Left unsaid: Supervisors’ effectiveness as union-busters doesn’t just rest on good will from employees – it rests on the authority they command over them, as people empowered to help get an employee fired, or make their job miserable, with or without a union.
Wilson said that an unidentified webinar participant had asked whether a company (presumably including his/her own) could refuse to provide the union a list of employees out of “concern of employee privacy.” Wilson responded that that would be illegal, and could get the employer slapped with a bargaining order from the NLRB, forcing them to go directly into contract negotiations with the union.
Wilson said that although legal challenges to the new rules were inevitable, he expects the rule change to be passed this month and to go into effect in March: “The bar is pretty high for getting an injunction against a regulation…You’ve got to plan for the rule going into effect.”

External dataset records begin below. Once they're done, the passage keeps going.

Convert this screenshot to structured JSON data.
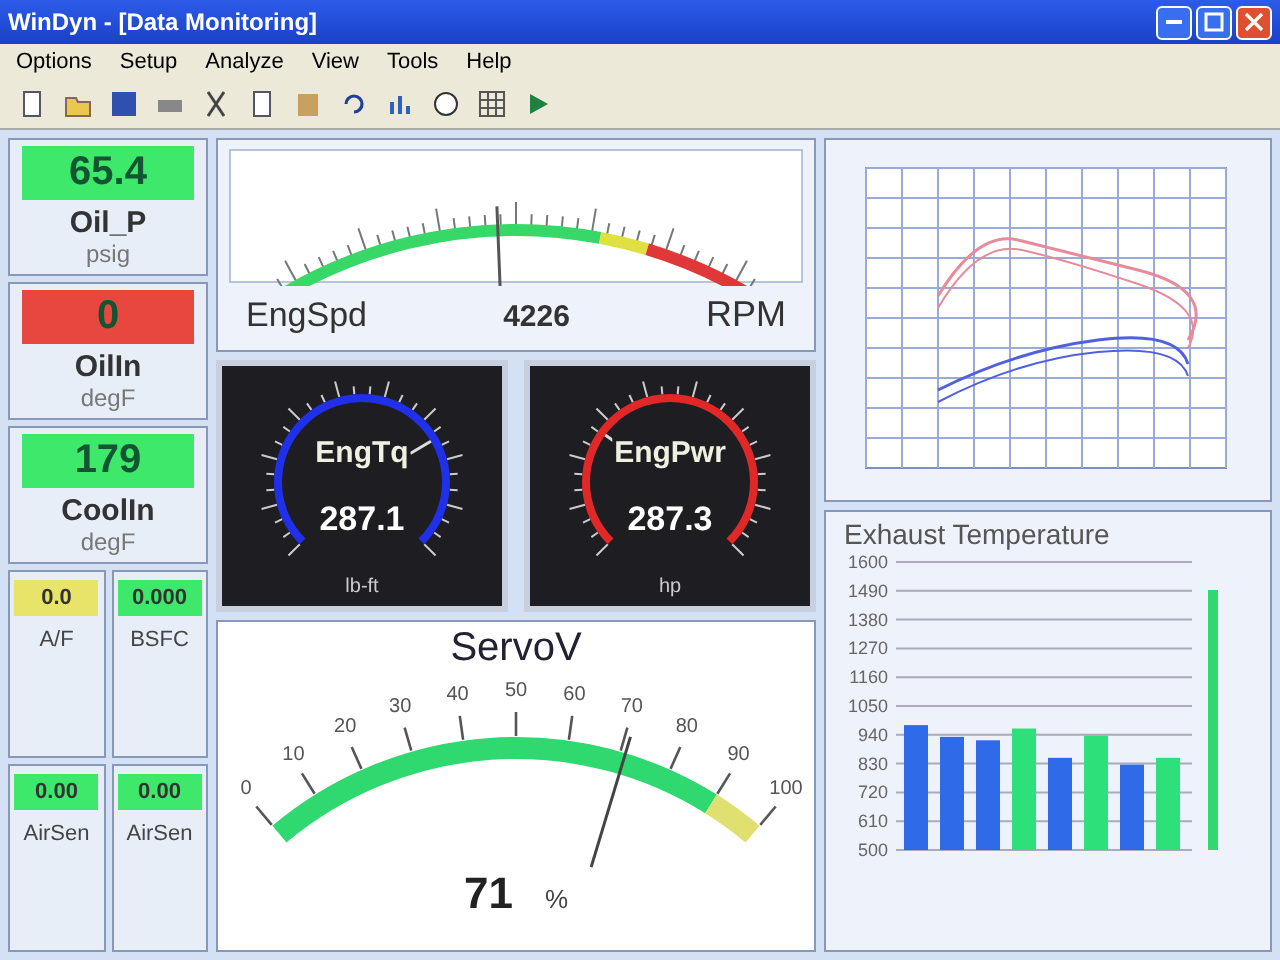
{
  "window": {
    "title": "WinDyn - [Data Monitoring]"
  },
  "menu": [
    "Options",
    "Setup",
    "Analyze",
    "View",
    "Tools",
    "Help"
  ],
  "tiles": [
    {
      "value": "65.4",
      "label": "Oil_P",
      "unit": "psig",
      "color": "#3ee86a"
    },
    {
      "value": "0",
      "label": "OilIn",
      "unit": "degF",
      "color": "#e8473f"
    },
    {
      "value": "179",
      "label": "CoolIn",
      "unit": "degF",
      "color": "#3ee86a"
    }
  ],
  "small_tiles": [
    {
      "value": "0.0",
      "label": "A/F",
      "color": "#e8e46a"
    },
    {
      "value": "0.000",
      "label": "BSFC",
      "color": "#3ee86a"
    },
    {
      "value": "0.00",
      "label": "AirSen",
      "color": "#3ee86a"
    },
    {
      "value": "0.00",
      "label": "AirSen",
      "color": "#3ee86a"
    }
  ],
  "eng_speed": {
    "label": "EngSpd",
    "value": "4226",
    "unit": "RPM",
    "level": 0.47
  },
  "dials": [
    {
      "label": "EngTq",
      "value": "287.1",
      "unit": "lb-ft",
      "color": "#2030e8",
      "level": 0.72
    },
    {
      "label": "EngPwr",
      "value": "287.3",
      "unit": "hp",
      "color": "#e02828",
      "level": 0.3
    }
  ],
  "servo": {
    "label": "ServoV",
    "ticks": [
      "0",
      "10",
      "20",
      "30",
      "40",
      "50",
      "60",
      "70",
      "80",
      "90",
      "100"
    ],
    "value": "71",
    "unit": "%",
    "level": 0.71
  },
  "exhaust": {
    "chart_data": {
      "type": "bar",
      "title": "Exhaust Temperature",
      "yticks": [
        500,
        610,
        720,
        830,
        940,
        1050,
        1160,
        1270,
        1380,
        1490,
        1600
      ],
      "ylim": [
        500,
        1600
      ],
      "grid": true,
      "series": [
        {
          "color": "#2f6be8",
          "values": [
            977,
            932,
            919,
            null,
            852,
            null,
            826,
            null
          ]
        },
        {
          "color": "#2ee07a",
          "values": [
            null,
            null,
            null,
            964,
            null,
            937,
            null,
            852
          ]
        }
      ]
    }
  }
}
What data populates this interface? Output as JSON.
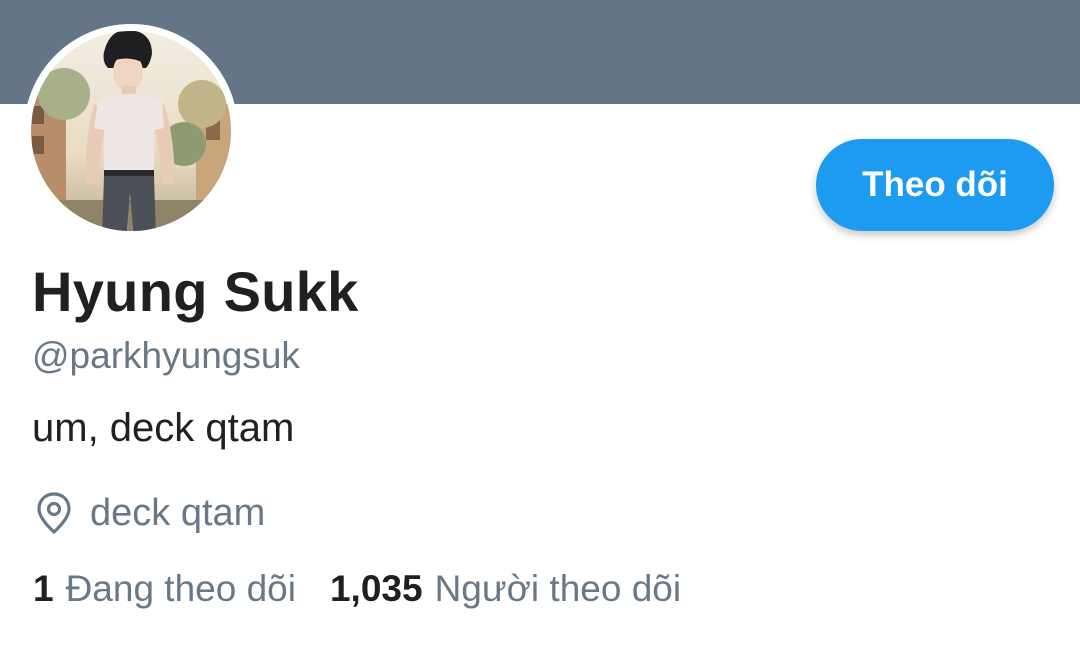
{
  "profile": {
    "banner_color": "#647587",
    "avatar_description": "illustrated young man in white t-shirt and dark trousers",
    "display_name": "Hyung Sukk",
    "handle": "@parkhyungsuk",
    "bio": "um, deck qtam",
    "location": "deck qtam",
    "location_icon": "location-pin-icon",
    "follow_button_label": "Theo dõi",
    "follow_button_color": "#1d9bf0",
    "following_count": "1",
    "following_label": "Đang theo dõi",
    "followers_count": "1,035",
    "followers_label": "Người theo dõi"
  }
}
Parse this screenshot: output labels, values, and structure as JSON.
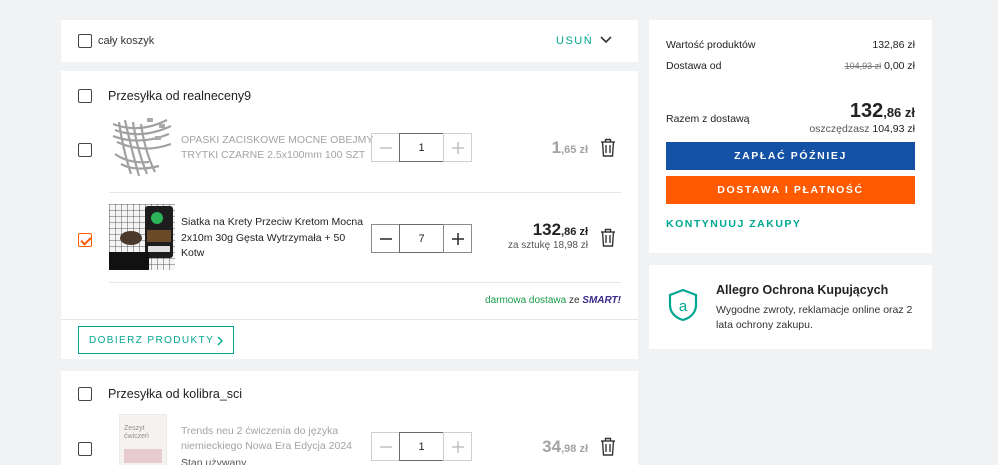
{
  "cart": {
    "select_all_label": "cały koszyk",
    "remove_label": "USUŃ"
  },
  "shipments": [
    {
      "seller_label": "Przesyłka od realneceny9",
      "items": [
        {
          "title_line1": "OPASKI ZACISKOWE MOCNE OBEJMY",
          "title_line2": "TRYTKI CZARNE 2.5x100mm 100 SZT",
          "quantity": "1",
          "price_main": "1",
          "price_cents": ",65 zł",
          "checked": false,
          "available": false
        },
        {
          "title_line1": "Siatka na Krety Przeciw Kretom Mocna",
          "title_line2": "2x10m 30g Gęsta Wytrzymała + 50",
          "title_line3": "Kotw",
          "quantity": "7",
          "price_main": "132",
          "price_cents": ",86 zł",
          "unit_price": "za sztukę 18,98 zł",
          "checked": true,
          "available": true
        }
      ],
      "free_shipping_label": "darmowa dostawa",
      "free_shipping_with": "ze",
      "smart_label": "SMART!",
      "add_products_label": "DOBIERZ PRODUKTY"
    },
    {
      "seller_label": "Przesyłka od kolibra_sci",
      "items": [
        {
          "title_line1": "Trends neu 2 ćwiczenia do języka",
          "title_line2": "niemieckiego Nowa Era Edycja 2024",
          "condition": "Stan używany",
          "thumb_text_1": "Zeszyt",
          "thumb_text_2": "ćwiczeń",
          "quantity": "1",
          "price_main": "34",
          "price_cents": ",98 zł",
          "checked": false,
          "available": false
        }
      ]
    }
  ],
  "summary": {
    "products_value_label": "Wartość produktów",
    "products_value": "132,86 zł",
    "delivery_label": "Dostawa od",
    "delivery_old": "104,93 zł",
    "delivery_value": "0,00 zł",
    "total_label": "Razem z dostawą",
    "total_main": "132",
    "total_cents": ",86 zł",
    "savings_label": "oszczędzasz",
    "savings_value": "104,93 zł",
    "pay_later_label": "ZAPŁAĆ PÓŹNIEJ",
    "delivery_payment_label": "DOSTAWA I PŁATNOŚĆ",
    "continue_label": "KONTYNUUJ ZAKUPY"
  },
  "protection": {
    "title": "Allegro Ochrona Kupujących",
    "line1": "Wygodne zwroty, reklamacje online oraz 2",
    "line2": "lata ochrony zakupu."
  },
  "colors": {
    "accent_orange": "#ff5a00",
    "accent_blue": "#1351a5",
    "accent_teal": "#00a790",
    "free_shipping_green": "#1a9b4b",
    "smart_purple": "#3b2a8a"
  }
}
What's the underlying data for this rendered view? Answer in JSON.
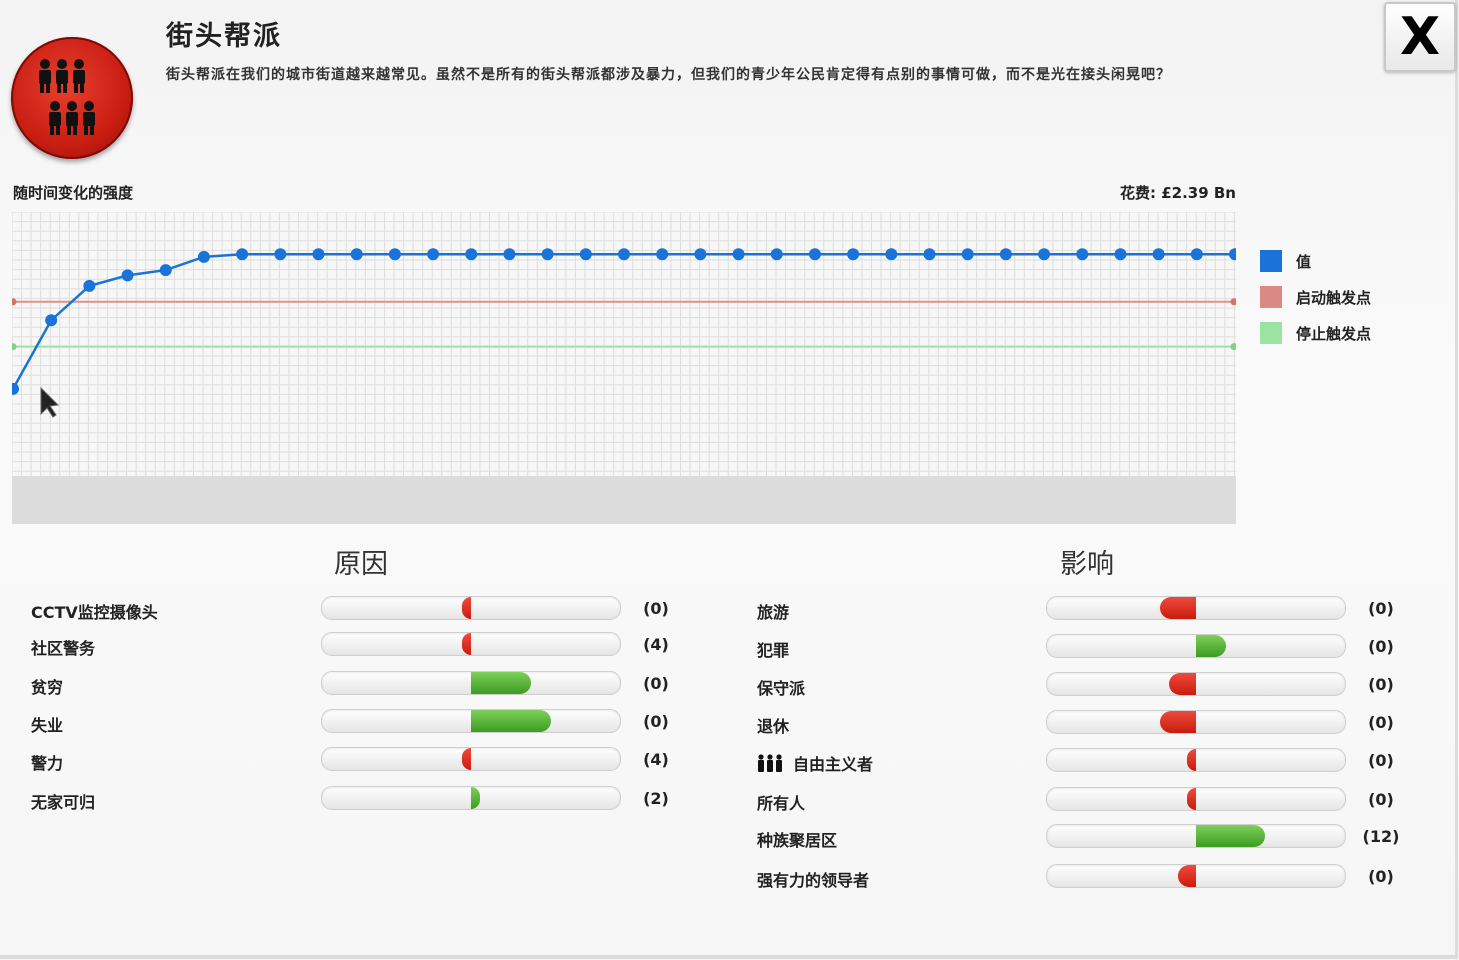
{
  "header": {
    "title": "街头帮派",
    "description": "街头帮派在我们的城市街道越来越常见。虽然不是所有的街头帮派都涉及暴力，但我们的青少年公民肯定得有点别的事情可做，而不是光在接头闲晃吧？",
    "close_label": "X"
  },
  "chart": {
    "label": "随时间变化的强度",
    "cost": "花费: £2.39 Bn"
  },
  "legend": [
    {
      "label": "值",
      "color": "#1a73d8"
    },
    {
      "label": "启动触发点",
      "color": "#d98a84"
    },
    {
      "label": "停止触发点",
      "color": "#9be3a0"
    }
  ],
  "chart_data": {
    "type": "line",
    "ylim": [
      0,
      1
    ],
    "grid": true,
    "legend_position": "right",
    "series": [
      {
        "name": "值",
        "values": [
          0.33,
          0.59,
          0.72,
          0.76,
          0.78,
          0.83,
          0.84,
          0.84,
          0.84,
          0.84,
          0.84,
          0.84,
          0.84,
          0.84,
          0.84,
          0.84,
          0.84,
          0.84,
          0.84,
          0.84,
          0.84,
          0.84,
          0.84,
          0.84,
          0.84,
          0.84,
          0.84,
          0.84,
          0.84,
          0.84,
          0.84,
          0.84,
          0.84
        ]
      },
      {
        "name": "启动触发点",
        "values": [
          0.66,
          0.66
        ]
      },
      {
        "name": "停止触发点",
        "values": [
          0.49,
          0.49
        ]
      }
    ]
  },
  "causes": {
    "title": "原因",
    "items": [
      {
        "label": "CCTV监控摄像头",
        "count": "(0)",
        "effect": -0.03
      },
      {
        "label": "社区警务",
        "count": "(4)",
        "effect": -0.03
      },
      {
        "label": "贫穷",
        "count": "(0)",
        "effect": 0.2
      },
      {
        "label": "失业",
        "count": "(0)",
        "effect": 0.27
      },
      {
        "label": "警力",
        "count": "(4)",
        "effect": -0.03
      },
      {
        "label": "无家可归",
        "count": "(2)",
        "effect": 0.03
      }
    ]
  },
  "effects": {
    "title": "影响",
    "items": [
      {
        "label": "旅游",
        "count": "(0)",
        "effect": -0.12
      },
      {
        "label": "犯罪",
        "count": "(0)",
        "effect": 0.1
      },
      {
        "label": "保守派",
        "count": "(0)",
        "effect": -0.09
      },
      {
        "label": "退休",
        "count": "(0)",
        "effect": -0.12
      },
      {
        "label": "自由主义者",
        "count": "(0)",
        "effect": -0.03,
        "icon": "people-icon"
      },
      {
        "label": "所有人",
        "count": "(0)",
        "effect": -0.03
      },
      {
        "label": "种族聚居区",
        "count": "(12)",
        "effect": 0.23
      },
      {
        "label": "强有力的领导者",
        "count": "(0)",
        "effect": -0.06
      }
    ]
  }
}
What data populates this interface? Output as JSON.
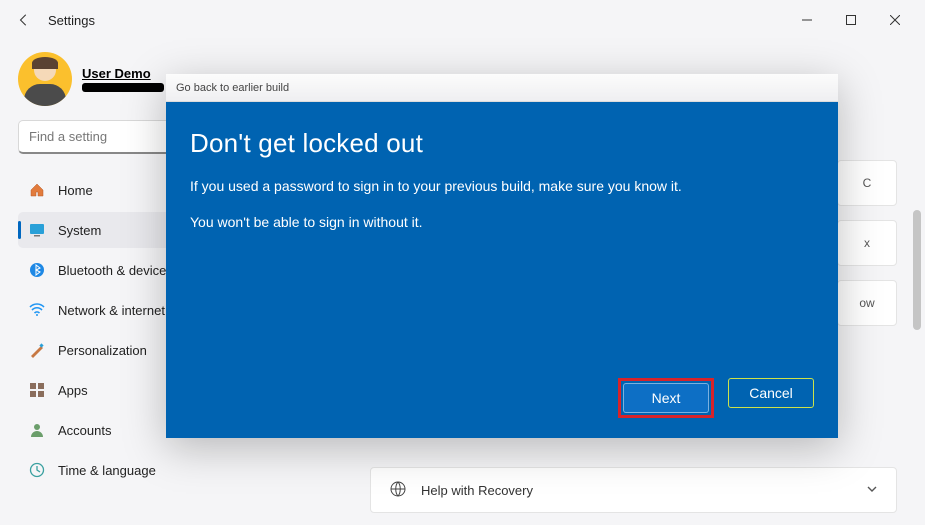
{
  "window": {
    "title": "Settings"
  },
  "profile": {
    "name": "User Demo"
  },
  "search": {
    "placeholder": "Find a setting"
  },
  "nav": {
    "home": "Home",
    "system": "System",
    "bluetooth": "Bluetooth & devices",
    "network": "Network & internet",
    "personalization": "Personalization",
    "apps": "Apps",
    "accounts": "Accounts",
    "time": "Time & language"
  },
  "content": {
    "peek_cards": {
      "a": "C",
      "b": "x",
      "c": "ow"
    },
    "help_label": "Help with Recovery"
  },
  "dialog": {
    "title": "Go back to earlier build",
    "heading": "Don't get locked out",
    "p1": "If you used a password to sign in to your previous build, make sure you know it.",
    "p2": "You won't be able to sign in without it.",
    "next_label": "Next",
    "cancel_label": "Cancel"
  }
}
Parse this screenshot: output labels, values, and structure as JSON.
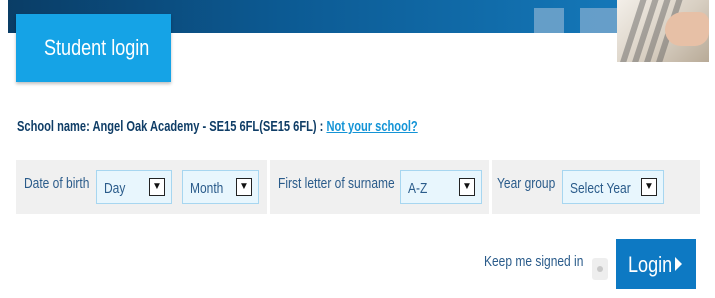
{
  "header": {
    "tab_title": "Student login"
  },
  "school": {
    "prefix": "School name: Angel Oak Academy - SE15 6FL(SE15 6FL) : ",
    "change_link": "Not your school?"
  },
  "form": {
    "dob_label": "Date of birth",
    "day_value": "Day",
    "month_value": "Month",
    "surname_label": "First letter of surname",
    "surname_value": "A-Z",
    "year_label": "Year group",
    "year_value": "Select Year"
  },
  "footer": {
    "keep_label": "Keep me signed in",
    "login_label": "Login"
  },
  "icons": {
    "dropdown": "chevron-down-icon",
    "login": "chevron-right-icon"
  },
  "colors": {
    "accent": "#15a3e6",
    "login_button": "#0d79c3",
    "banner": "#0c5a93",
    "text": "#2a5b8a",
    "link": "#1494d6"
  }
}
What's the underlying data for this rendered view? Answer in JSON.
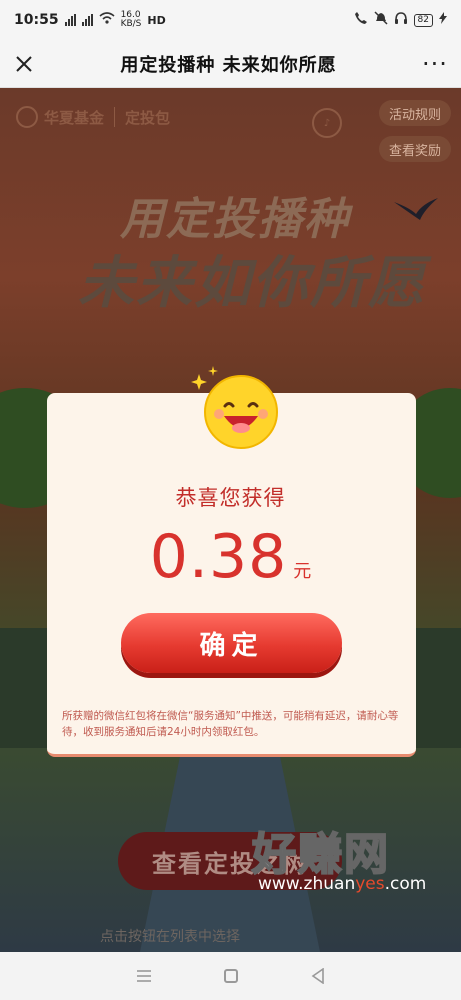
{
  "status_bar": {
    "time": "10:55",
    "net_speed_top": "16.0",
    "net_speed_bottom": "KB/S",
    "hd": "HD",
    "battery": "82"
  },
  "nav": {
    "title": "用定投播种 未来如你所愿",
    "more": "···"
  },
  "scene": {
    "brand_name": "华夏基金",
    "brand_sub": "定投包",
    "rules_label": "活动规则",
    "prize_label": "查看奖励",
    "slogan_line1": "用定投播种",
    "slogan_line2": "未来如你所愿",
    "tree_button": "查看定投之树",
    "hint": "点击按钮在列表中选择"
  },
  "modal": {
    "title": "恭喜您获得",
    "amount": "0.38",
    "unit": "元",
    "confirm_label": "确定",
    "notice": "所获赠的微信红包将在微信“服务通知”中推送，可能稍有延迟，请耐心等待，收到服务通知后请24小时内领取红包。"
  },
  "watermark": {
    "text": "好赚网",
    "url_prefix": "www.zhuan",
    "url_accent": "yes",
    "url_suffix": ".com"
  },
  "colors": {
    "accent_red": "#d8322d",
    "modal_bg": "#fdf4ea"
  }
}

He mentioned that the Republican House could use its “power of the purse” to pass legislation denying the NLRB all funding for holding union elections, though it wouldn’t pass the Senate. He complained that the NLRB Inspector General’s investigation into attempts to bribe Hayes to resign was itself a bid to “intimidate him from resigning,” and said Republicans may retaliate by requesting documentation of the two Democratic NLRB members’ communications with labor unions. He also expressed confidence that congressional Republicans, by refusing to recess Congress before the 2012 elections, will be able to avert any recess appointments by Obama to the NLRB, and thus the Board “will not be able to accomplish anything.”
While it’s always tempting for unions to crow over the warnings of anti-union consultants, their assessment of the threat of increased union victories should be taken in the same vein as alarm companies’ warnings about threats of increased burglary. Any labor development – unions merging, unions splitting, proposed laws – is an opportunity for consultants to hawk their wares. As Columbia Professor Dorian Warren told In These Times in September, the reality is that companies don’t wait for a union election filing to begin anti-union campaigning. But with LRI selling a package of five captive audience meetings, some will no doubt buy it anyway.
Wilson declared himself sympathetic to Hayes’ decision not to resign, on the grounds that “if the board is going to survive as a political entity, more and more games played by the parties isn’t going to help…the board’s credibility is at an all-time low.”
At a time when Republicans like Mitt Romney are calling for the NLRB to be transformed or abolished, Wilson’s comment could be seen as an attempt to position himself above the fray — or as a tacit acknowledgement that the current labor law regime isn’t really so bad for anti-union employers. It’s certainly lucrative for “union avoidance” specialists.